Mittlerweile haben die Mann-Frau Beziehungen sich gründlich geändert. Manchmal scheinen die Positionen umgekehrt zu sein und es entschließt die Frau und nicht der Mann, was sein muß und was nicht. Man könnte sich hier auch fragen ob das nicht immer so gewesen ist und daß das einzige Unterschied zwischen heute und früher nur dies ist daß es sich heute mehr in der Öffentlichkeit abspielt. Wie es auch sein mag, der uralte Machtstreit zwischen den Geschlechtern ist noch immer nicht zu Ende. Menschen wollen gerne mehr sein als andern und das gilt für allen Bereiche des Lebens. Wenn aber der Grund aller deiner Beziehungen gegenseitige dienende Liebe ist, dann kommst du dem Machtstreit, der jeden einsam und hart macht, zuvor. Dann wirst du vorbei schauen an dem oberflächlichen Schein des Alltags und die Schätze entdecken, die tief in Menschen verborgen sind. Dann wirst du dich freuen den Geist Gottes in Menschen wirken zu sehen und wirst diese tiefe Liebe beantworten mit einer stillen Selbstlosigkeit, worin der Andere er selbst sein kann. Das alles mag nun der ewige Wille Gottes sein, es bleibt aber auch ein Ideal das noch nie völlig realisiert worden ist. Es gibt so viele Sachen im Alltag die gegen so ein Ideal sprechen. Man muß doch leben, man muß sich bewähren, die Familie versorgen, Ehre, Macht, Ansehen sammeln, seine Positionen handhaben und so weiter, und so weiter. Und je härter der Streit um das tägliche Brot, je mehr das Vertrauen aus den Gedanken verschwindet, je tiefer die Wirkung des heiligen Geistes unter die Oberfläche des Bewußtseins sinkt, desto unerreichbarer wird der Schatz in dem Acker für dich werden.
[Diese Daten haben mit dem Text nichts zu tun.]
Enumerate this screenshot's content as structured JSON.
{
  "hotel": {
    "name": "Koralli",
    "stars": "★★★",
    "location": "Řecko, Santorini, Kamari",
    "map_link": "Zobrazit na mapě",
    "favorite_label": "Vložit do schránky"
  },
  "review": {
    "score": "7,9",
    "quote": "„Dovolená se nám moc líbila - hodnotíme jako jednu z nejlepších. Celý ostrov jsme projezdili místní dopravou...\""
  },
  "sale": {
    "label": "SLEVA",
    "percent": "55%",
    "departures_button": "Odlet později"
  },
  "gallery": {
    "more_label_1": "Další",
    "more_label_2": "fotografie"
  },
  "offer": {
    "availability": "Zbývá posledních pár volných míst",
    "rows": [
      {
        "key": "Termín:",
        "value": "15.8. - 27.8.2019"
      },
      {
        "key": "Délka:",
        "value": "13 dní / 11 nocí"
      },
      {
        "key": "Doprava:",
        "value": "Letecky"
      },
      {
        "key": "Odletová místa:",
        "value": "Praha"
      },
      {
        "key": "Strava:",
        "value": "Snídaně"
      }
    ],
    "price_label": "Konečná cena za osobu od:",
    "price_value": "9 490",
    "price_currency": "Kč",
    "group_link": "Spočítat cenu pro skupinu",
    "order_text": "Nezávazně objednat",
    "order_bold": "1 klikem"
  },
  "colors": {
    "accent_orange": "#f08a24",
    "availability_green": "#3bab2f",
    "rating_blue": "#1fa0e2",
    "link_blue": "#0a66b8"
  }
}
Aber, was macht der Spruchdichter - und Jesus folgt ihm darin - als er die Beziehungen umdreht? Er stellt die verborgene und keimende Wirkung des heiligen Geistes mitten in die harte und derbe Realität des alltäglichen Lebens. Da braucht man den Geist Gottes am stärksten und das ist auch die Stelle, wo er sich am stärksten manifestiert. Aber so, daß die Wirklichkeit ganz anders ist als man erwarten würde. Mächtige sind abhängig von denen, die sie nicht hoch achten. Die stillen Arbeiter im Hintergrund sind wichtiger als sie je für möglich halten. Der Schein trügt und das erste, das der Geist tut, wenn er wirklich wirkt, ist den schönen Schein zu zerstören. Denn Gott sieht durch alle Masken dir ins Herz. Da spielt sich das wirkliche Leben ab und da liegt der Grund aller Beziehungen. Wenn da etwas ist, das nicht konform zu seinem Willen ist, dann muß sich das ändern. Herrschsucht - egal ob es sich in Männern oder Frauen manifestiert - weicht für Liebe, Zwang für dankbare Selbstlosigkeit, die jedem gut tut. Auch wenn der Markt hart ist und um jeden Pfennig gestritten werden muß, der Geist wird dich sanft machen und dich füllen mit Eigenwert. Und dein Handel wird gedeihen, weil du Qualität lieferst worin die Liebe spürbar ist. So wirkt der Geist Gottes. Gnädig mitten im harten Leben des Alltags.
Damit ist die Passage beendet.